Capitán Swing, 2012. 320 páginas.
El criado de Paul Bowles le dijo que el también tenía historias para contar, y Paul le dijo cuéntame una y te digo si merece la pena escribirlas. Así lo hizo y el resultado es este libro, las andanzas del autor, que tuvo que ganarse la vida desde muy temprano, con un padrastro que no lo quería y en una sociedad en la que faltaba el trabajo.
Lo venden como una aproximación a la cultura oral y bueno… oralidad hay, pero vamos, que no hubiera estado mal un poquito de literatura también. Porque los narradores de historias son una institución en la cultura árabe y aquí mucho talento narrativo tampoco es que haya. Si lo comparo con el libro El narrador de historias no hay color.

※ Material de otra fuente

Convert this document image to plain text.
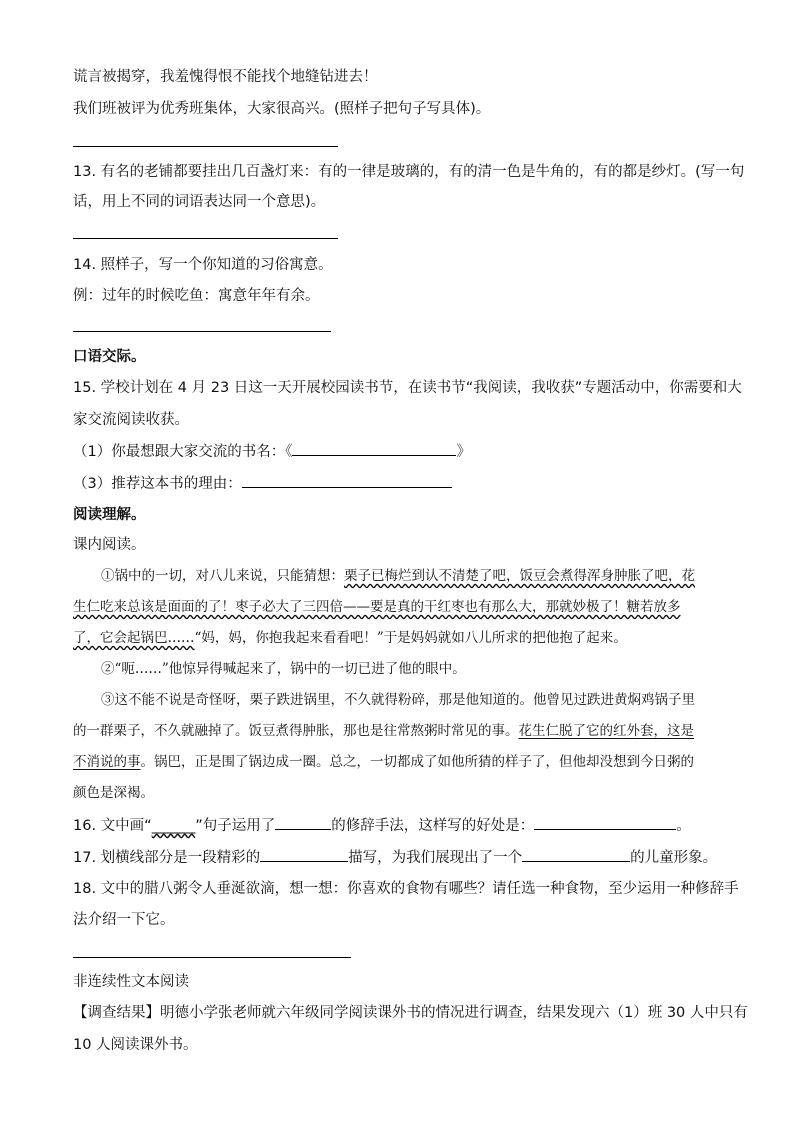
谎言被揭穿，我羞愧得恨不能找个地缝钻进去！
我们班被评为优秀班集体，大家很高兴。(照样子把句子写具体)。
13. 有名的老铺都要挂出几百盏灯来：有的一律是玻璃的，有的清一色是牛角的，有的都是纱灯。(写一句
话，用上不同的词语表达同一个意思)。
14. 照样子，写一个你知道的习俗寓意。
例：过年的时候吃鱼：寓意年年有余。
口语交际。
15. 学校计划在 4 月 23 日这一天开展校园读书节，在读书节“我阅读，我收获”专题活动中，你需要和大
家交流阅读收获。
（1）你最想跟大家交流的书名：《	》
（3）推荐这本书的理由：
阅读理解。
课内阅读。
①锅中的一切，对八儿来说，只能猜想：栗子已梅烂到认不清楚了吧，饭豆会煮得浑身肿胀了吧，花
生仁吃来总该是面面的了！枣子必大了三四倍——要是真的干红枣也有那么大，那就妙极了！糖若放多
了，它会起锅巴……“妈，妈，你抱我起来看看吧！”于是妈妈就如八儿所求的把他抱了起来。
②“呃……”他惊异得喊起来了，锅中的一切已进了他的眼中。
③这不能不说是奇怪呀，栗子跌进锅里，不久就得粉碎，那是他知道的。他曾见过跌进黄焖鸡锅子里
的一群栗子，不久就融掉了。饭豆煮得肿胀，那也是往常熬粥时常见的事。花生仁脱了它的红外套，这是
不消说的事。锅巴，正是围了锅边成一圈。总之，一切都成了如他所猜的样子了，但他却没想到今日粥的
颜色是深褐。
16. 文中画“______”句子运用了	的修辞手法，这样写的好处是：	。
17. 划横线部分是一段精彩的	描写，为我们展现出了一个	的儿童形象。
18. 文中的腊八粥令人垂涎欲滴，想一想：你喜欢的食物有哪些？请任选一种食物，至少运用一种修辞手
法介绍一下它。
非连续性文本阅读
【调查结果】明德小学张老师就六年级同学阅读课外书的情况进行调查，结果发现六（1）班 30 人中只有
10 人阅读课外书。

Algún momento bueno tiene, pero, con sinceridad, pocos. De la mitad para delante se anima un poco pero en las últimas páginas vuelve a decaer.
Se deja leer.
Dame un billete de cien pesetas, le dije. Veré si puedo cambiarlo.
Sacó un billete y me lo dio. Toma, dijo. Era uno de los viejos billetes que las ratas habían estado masticando.
Fui hasta un bacal en la calle de Italia y pedí un paquete de cigarrillos. El hombre miró el billete.
Este billete no tiene numeración, dijo. Tendrás que llevarlo al banco.
Volví a donde me esperaba Gordo y le dije: Mala suerte. Nadie va a coger ese dinero. ¿Cuánto me darás si te lo cambio todo?
¿Dónde?
Tú no te preocupes. Puedo cambiarlo. Mañana, incha Alá, se lo daré a alguien que conozco. Él irá a cambiarlo por mí.
¿Lo harás? ¿De verdad?
¡Lo juro!
Entonces dijo: Uaja. Aquí lo tienes. Sacó el paquete de su bolsillo.
¿Cuánto hay?, le pregunté.
Cuéntalo. Hay quinientos riales.
No sé, le dije. Puede que haya quinientos o trescientos.
Yo no sabía contar dinero.
Haré que te lo cambien, le dije. Me das a mí cinco riales y trato hecho.
Cógelos, dijo.
Me llevé todo el paquete. Esa noche dormí en el horno. Por la mañana, a eso de las diez, subí al bulevar y le pregunté a un hombre por el Banco de España.
Está allí, me dijo. Ese edificio que tiene dos puertas.
Crucé hasta el banco y entré. Había gente esperando en una cola. Uno de los guardias musulmanes me vio enseguida. No dejaba de mirarme. Vino hasta donde yo estaba y me dijo:
Nada, contesté. Tengo algo de dinero y quiero cambiarlo.
Pues ve a hablar con ese hombre, me dijo.
Me acerqué hasta un nazareno que estaba detrás de un mostrador y le di el dinero. Empezó a contarlo, y estuvo contando un buen rato. Luego, me dio billetes nuevos. Miré lo que me había entregado. Eran muy pocos, y yo le había dado un montón.
Te he dado muchos, le dije. Y mira qué pocos me has devuelto.
Ésa es la cantidad correcta, dijo. Cuéntala. ¿No sabes contar?
Sí, dije. Metí el dinero en mi bolsillo y me marché. Ese día no volví al horno. Me quedé en la calle bebiendo gaseosas y jugando a la ruleta, enfrente del cine. Me compré un par de sandalias, porque andaba descalzo. Luego fui a los puestos de segunda mano en Bou Araqía y compré allí una camisa y una chaqueta. Dormí en casa esa noche. A la mañana siguiente, a las diez y media, volví al horno.
En cuanto entré me dijo el maallem: ¿Dónde has estado?
Maallem, le dije, ayer me llevaron a la comisaría de policía. Y me quedé allí toda la noche.
¿Por qué?
Nada importante. Me peleé con alguien.
Siempre te metes en lo que no te importa, me dijo. ¿Ves lo que pasa? Duermes en la comisaría. ¿Por qué te metiste en esa pelea?
Por nada. Ya es agua pasada, dije.
Salí y llamé a Gordo. ¿Sabes dónde he estado? Por tu culpa tuve que dormir ayer en la comisaría. Y esta tarde a las tres tengo que ir otra vez. Todo por tu maldito dinero. Y por cierto, el dinero está también en la comisaría.